To find, remove, or replace a Person's user profiles or replace systems, select 11. Find/Rpl/Remove UsrPrfs of Persons or 13. Replace System of UsrPrfs of Persons as appropriate from the Persons menu (STRMFA> 1). The Replace Person's UsrPrfs (RPLPRUSR) screen appears.
| Replace Person's UsrPrfs (RPLPRUSR) Type choices, press Enter. User . . . . . . . . . . . . . . Name, generic*, *ALL From system . . . . . . . . . . Name, generic*, *CURRENT... To system, *REMOVE or *PRINT . . Name, *CURRENT, *REMOVE... Bottom F3=Exit F4=Prompt F5=Refresh F12=Cancel F13=How to use this display F24=More keys |
This command could be useful in duplicating a person's user profiles from one system to another.
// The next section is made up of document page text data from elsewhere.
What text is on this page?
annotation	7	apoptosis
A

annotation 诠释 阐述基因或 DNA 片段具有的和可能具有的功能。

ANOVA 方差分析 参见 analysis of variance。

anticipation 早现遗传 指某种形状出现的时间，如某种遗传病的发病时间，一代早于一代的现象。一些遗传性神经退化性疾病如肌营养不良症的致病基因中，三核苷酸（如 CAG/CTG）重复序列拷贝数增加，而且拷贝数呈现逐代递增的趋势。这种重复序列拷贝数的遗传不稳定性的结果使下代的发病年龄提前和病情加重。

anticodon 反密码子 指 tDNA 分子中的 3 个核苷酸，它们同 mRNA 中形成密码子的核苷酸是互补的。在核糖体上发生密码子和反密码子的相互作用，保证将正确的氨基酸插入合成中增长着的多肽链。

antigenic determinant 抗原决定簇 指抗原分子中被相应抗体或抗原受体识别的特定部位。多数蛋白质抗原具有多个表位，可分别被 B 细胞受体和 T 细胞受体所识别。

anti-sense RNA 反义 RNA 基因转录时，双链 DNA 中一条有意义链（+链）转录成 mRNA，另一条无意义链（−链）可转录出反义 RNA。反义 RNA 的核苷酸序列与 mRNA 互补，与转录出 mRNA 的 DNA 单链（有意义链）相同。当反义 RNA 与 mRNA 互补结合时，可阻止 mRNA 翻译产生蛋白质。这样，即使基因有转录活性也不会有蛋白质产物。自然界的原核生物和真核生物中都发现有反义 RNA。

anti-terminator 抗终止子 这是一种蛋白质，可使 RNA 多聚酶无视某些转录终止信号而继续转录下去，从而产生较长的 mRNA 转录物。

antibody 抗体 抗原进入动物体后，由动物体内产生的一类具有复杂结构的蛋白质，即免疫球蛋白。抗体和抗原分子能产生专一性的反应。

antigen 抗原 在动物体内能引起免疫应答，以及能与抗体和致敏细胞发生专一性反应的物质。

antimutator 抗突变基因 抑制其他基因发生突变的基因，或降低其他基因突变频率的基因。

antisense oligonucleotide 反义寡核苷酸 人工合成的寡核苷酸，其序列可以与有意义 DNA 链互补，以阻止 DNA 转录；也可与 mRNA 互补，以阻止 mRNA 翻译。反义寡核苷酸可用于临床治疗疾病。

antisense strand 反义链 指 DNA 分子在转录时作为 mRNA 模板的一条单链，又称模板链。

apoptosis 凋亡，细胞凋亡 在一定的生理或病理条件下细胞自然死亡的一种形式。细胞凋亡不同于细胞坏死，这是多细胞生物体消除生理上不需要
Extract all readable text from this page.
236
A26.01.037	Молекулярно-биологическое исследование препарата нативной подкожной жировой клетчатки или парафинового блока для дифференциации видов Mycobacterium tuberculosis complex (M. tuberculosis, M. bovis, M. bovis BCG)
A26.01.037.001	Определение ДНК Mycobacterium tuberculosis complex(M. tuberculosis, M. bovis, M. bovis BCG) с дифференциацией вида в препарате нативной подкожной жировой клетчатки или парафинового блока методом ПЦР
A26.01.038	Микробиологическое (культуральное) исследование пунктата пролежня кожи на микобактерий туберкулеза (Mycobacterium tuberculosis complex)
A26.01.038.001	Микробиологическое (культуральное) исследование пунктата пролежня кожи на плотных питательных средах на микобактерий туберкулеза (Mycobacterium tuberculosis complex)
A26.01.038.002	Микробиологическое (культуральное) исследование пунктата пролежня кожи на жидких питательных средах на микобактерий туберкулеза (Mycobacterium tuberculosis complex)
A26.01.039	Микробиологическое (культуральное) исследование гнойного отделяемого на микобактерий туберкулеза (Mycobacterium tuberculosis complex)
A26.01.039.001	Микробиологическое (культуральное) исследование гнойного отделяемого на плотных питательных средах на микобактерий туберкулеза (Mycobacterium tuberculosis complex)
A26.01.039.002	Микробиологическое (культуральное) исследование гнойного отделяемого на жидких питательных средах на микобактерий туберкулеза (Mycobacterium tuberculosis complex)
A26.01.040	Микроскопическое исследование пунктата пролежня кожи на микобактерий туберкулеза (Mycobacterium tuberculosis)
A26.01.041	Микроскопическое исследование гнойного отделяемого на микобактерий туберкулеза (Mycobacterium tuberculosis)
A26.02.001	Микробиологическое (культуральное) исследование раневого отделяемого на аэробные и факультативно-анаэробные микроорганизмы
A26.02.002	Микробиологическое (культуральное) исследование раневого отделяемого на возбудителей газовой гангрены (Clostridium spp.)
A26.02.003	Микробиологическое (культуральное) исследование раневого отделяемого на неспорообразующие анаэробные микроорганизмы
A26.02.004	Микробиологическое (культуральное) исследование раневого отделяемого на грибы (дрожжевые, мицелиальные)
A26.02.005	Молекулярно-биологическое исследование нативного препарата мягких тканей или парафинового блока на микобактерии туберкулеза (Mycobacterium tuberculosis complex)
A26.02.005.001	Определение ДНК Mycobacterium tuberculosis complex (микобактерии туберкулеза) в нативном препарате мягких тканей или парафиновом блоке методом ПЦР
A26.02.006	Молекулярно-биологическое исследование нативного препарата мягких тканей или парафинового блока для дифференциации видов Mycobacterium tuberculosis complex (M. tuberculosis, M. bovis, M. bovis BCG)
The body of the screen has three fields:
User
The name of the person or persons. It can be a name, a generic* name, or *ALL.
From system
The system containing the original user profiles. It can be a name, a generic* name, *CURRENT, or *ALL.
To system, *REMOVE or *PRINT
If you are replacing user profiles, the name of the system to which they should be copied from the system in the previous field.
To remove user profiles from the system in the previous field, the string *REMOVE.
To print a listing of user profiles from the system in the previous field.
NOTE: Transferring users to a DR system. Person records include the original system name associated with each user profile. Following a switch to a DR system, it is necessary to update the system name to reflect the new environment. Use option 13. Replace System of UsrPrfs of Persons from the Persons screen (STRMFA > 1) to perform this update.
NOTE: Moving an IASP to a different system. When an IASP is moved to another system, user profiles within the Person records retain the original system name. To ensure correct system identification, use option 13. Replace System of UsrPrfs of Persons from the Persons screen (STRMFA > 1) to modify the system name accordingly.